# Hello Choto Bondhu!

When n = 1, ans = (n * n) % 10 = 1 % 10 = 1.

When n = 2, ans = (n * n) % 10 = 4 % 10 = 4.

This is a companion discussion topic for the original entry at https://toph.co/p/hello-choto-bondhu

#include<stdio.h>
int main()
{
int i,t;
scanf("%d",&t);
int n[t];
for(i=0;i<t;i++){
scanf("%d",&n[i]);
}
for(i=0;i<t;i++)
{
printf("%d\n",((n[i]*n[i])%10));
}

``````return 0;
``````

}
//where is the problem?It passed test case 1 but failed in test case 2!

```#include

int main() {
int t,i,n;
scanf("%d",&t);
for(i=0;i<t;i++){
scanf("%d",&n);
if(n%10==0){
printf("%d\n",0);
}
else if(n%10==1 || n%10==9){
printf("%d\n",1);
}
else if(n%10==2 || n%10==8){
printf("%d\n",4);
}
else if(n%10==3 || n%10==7){
printf("%d\n",9);
}
else if(n%10==4 || n%10==6){
printf("%d\n",6);
}
else if(n%10==5){
printf("%d\n",5);
}
else if(n%10==0){
printf("%d\n",0);
}
}
return 0;
}

```

What’s the bug here?
Why is it failing in test case 4?
Can anyone tell?

I’m no expert at this but I’ve to say it, bro, why did you used printf("%d\n",2); you could use printf(“2”); instead in the “cheat”(I thought the same way.).i also think you need long int or long long int in the function cause the squared number are very large than int .in that case every answer would be taken from 1st 8 digits(or maybe 9, I am not sure). so, try that & I’m very sorry for the delay Ana.

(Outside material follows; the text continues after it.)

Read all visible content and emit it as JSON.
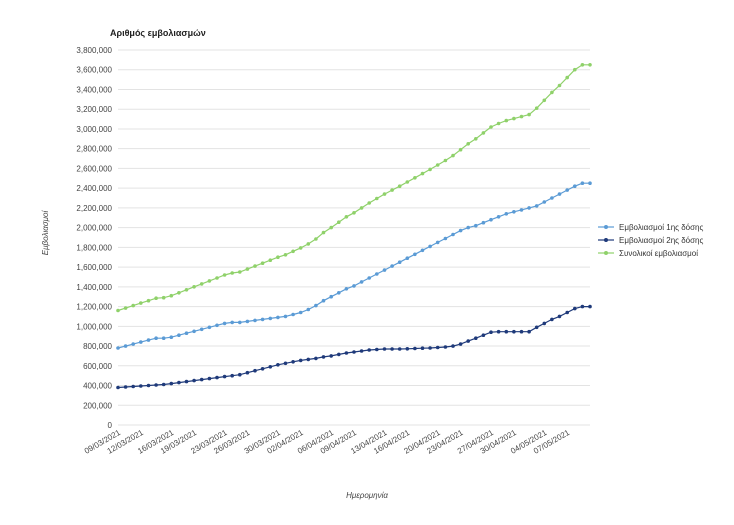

sorry but I checked more and found that my previous ans was partially wrong. cause in subtask 3 , " n" has highest value 10^100000 that means 1 lakh digits. I think string may work.

T=int(input())
for i in range(T):
n=int(input())
s=str(n**2)
print(int(s[len(s)-1:]))

I am exceeding CPU limit in the last case. Any suggestions on what i can do?